H. Tekatli1, O. Bohoudi1, N. Hardcastle2, M. A. Palacios1, F. L. Schneiders1, A. Bruynzeel1, S. Siva2, and S. Senan1; 1Amsterdam UMC, Amsterdam, Netherlands, 2Peter MacCallum Cancer Centre, Melbourne, VIC, Australia
Purpose/Objective(s): Late pulmonary toxicity, including bronchial stenosis and fatal hemoptysis, can manifest in up to 35% of patients with central lung tumors treated using stereotactic ablative radiotherapy (SABR). Reliable tolerance doses for central airways are currently lacking. We postulated that objective and earlier identification of airway toxicity may be possible with an automated scoring method using quantitative CT and artificial intelligence (AI)-based airway segmentation to quantify post-SABR bronchial stenosis or occlusion. Materials/
Methods: Patients treated with central lung SABR at two institutions were selected in an Ethics-approved study to define an internal reference dataset and an external validation dataset. Patients were eligible if they had pre- and post-SABR CT scans with =1mm slice thickness. Automated scoring was initiated by AI-based airway auto-segmentation using MEDPSeg, an end-to-end deep learning-based model (http://arxiv.org/abs/2312.02365). Next, the Vascular Modeling Toolkit in 3D Slicer (https://www.slicer.org) was used to extract a centerline curve through the auto-segmented airway lumen, and cross-sectional measurements were computed along each bronchial segment for all CT scans.
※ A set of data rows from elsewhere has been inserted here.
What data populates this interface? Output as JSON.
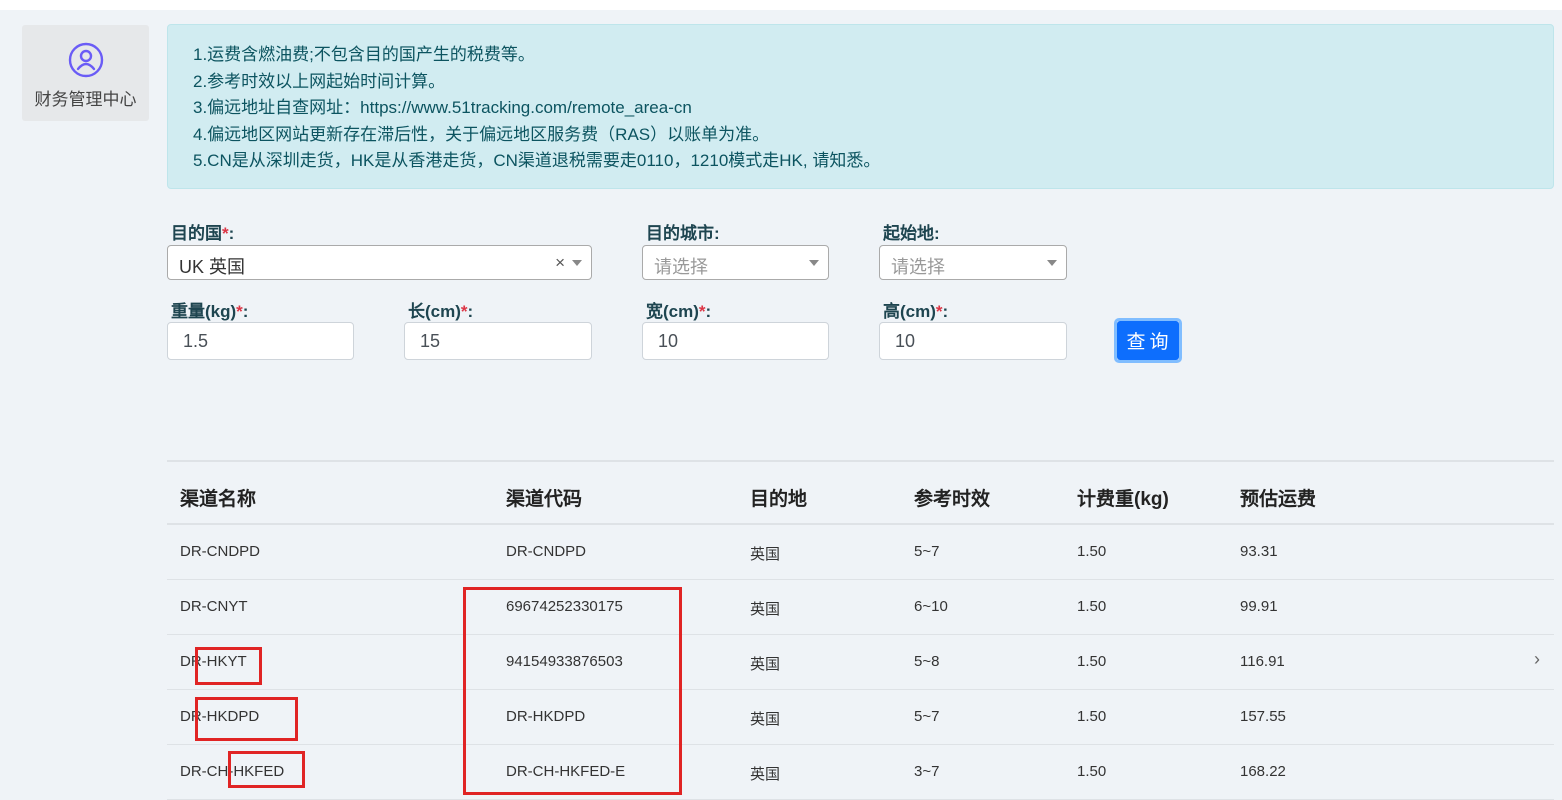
{
  "sidebar": {
    "label": "财务管理中心",
    "icon": "user-circle-icon"
  },
  "notice": {
    "lines": [
      "1.运费含燃油费;不包含目的国产生的税费等。",
      "2.参考时效以上网起始时间计算。",
      "3.偏远地址自查网址：https://www.51tracking.com/remote_area-cn",
      "4.偏远地区网站更新存在滞后性，关于偏远地区服务费（RAS）以账单为准。",
      "5.CN是从深圳走货，HK是从香港走货，CN渠道退税需要走0110，1210模式走HK, 请知悉。"
    ]
  },
  "form": {
    "required_mark": "*",
    "colon": ":",
    "destination": {
      "label": "目的国",
      "value": "UK 英国",
      "clear": "×"
    },
    "city": {
      "label": "目的城市:",
      "placeholder": "请选择"
    },
    "origin": {
      "label": "起始地:",
      "placeholder": "请选择"
    },
    "weight": {
      "label": "重量(kg)",
      "value": "1.5"
    },
    "length": {
      "label": "长(cm)",
      "value": "15"
    },
    "width": {
      "label": "宽(cm)",
      "value": "10"
    },
    "height": {
      "label": "高(cm)",
      "value": "10"
    },
    "query_label": "查询"
  },
  "table": {
    "headers": [
      "渠道名称",
      "渠道代码",
      "目的地",
      "参考时效",
      "计费重(kg)",
      "预估运费"
    ],
    "rows": [
      [
        "DR-CNDPD",
        "DR-CNDPD",
        "英国",
        "5~7",
        "1.50",
        "93.31"
      ],
      [
        "DR-CNYT",
        "69674252330175",
        "英国",
        "6~10",
        "1.50",
        "99.91"
      ],
      [
        "DR-HKYT",
        "94154933876503",
        "英国",
        "5~8",
        "1.50",
        "116.91"
      ],
      [
        "DR-HKDPD",
        "DR-HKDPD",
        "英国",
        "5~7",
        "1.50",
        "157.55"
      ],
      [
        "DR-CH-HKFED",
        "DR-CH-HKFED-E",
        "英国",
        "3~7",
        "1.50",
        "168.22"
      ]
    ],
    "row_arrow": "›"
  },
  "colors": {
    "annotation_red": "#e02424",
    "primary_button": "#0d6efd",
    "notice_bg": "#d1ecf1",
    "required": "#dc3545"
  }
}
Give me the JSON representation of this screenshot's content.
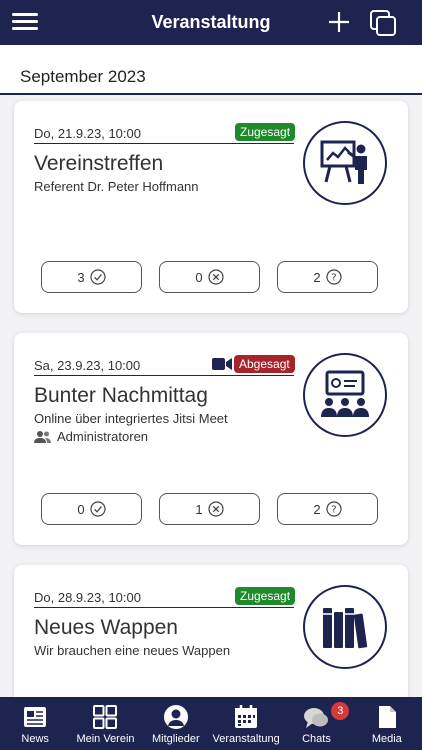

Stenosis was significant if (100*(median radius-minimum radius)÷median radius)= =50%. For the internal dataset, airways were evaluated by both visual assessment and automated scoring. Stenosis detected only by automated scoring were jointly reviewed by two investigators to reach consensus. Only the automated method was applied to the external dataset. Results: A total of 26 and 33 patients were studied in the internal and external dataset, respectively. Visual scoring identified stenosis or occlusion in 8 patients from the internal set (31%), most frequently seen in the segmental bronchi. After airway auto-segmentation, minor manual edits were needed in 9% of patients. Time for segmenting a single scan averaged 83sec (range 73-136). Repeat measurements of airway diameters in the contralateral unirradiated lung revealed average relative differences (standard deviations) of 4.7% (± 6.3%), 5.2% (± 9.9%), and 4.9% (± 15.5%) respectively, for the main, lobar, and segmental bronchi. Automated scoring nearly doubled the detected cases of airway changes (n = 15, 58%), and allowed for earlier detection in 5/8 patients who had also visually scored changes, by a mean of 4 months. Estimated rates of airway damage were 48% and 66% at 1- and 2-years, respectively, for the internal set. The automated detection rate for airway damage was 52% in the external set, with 1- and 2-year risks of 56% and 61%, respectively. Conclusion: An AI-based automated scoring method detected more bronchial stenosis and/or occlusion after central lung SABR and did so at earlier time-points. Detection of early airway changes using this technique can allow for more reliable airway tolerance doses.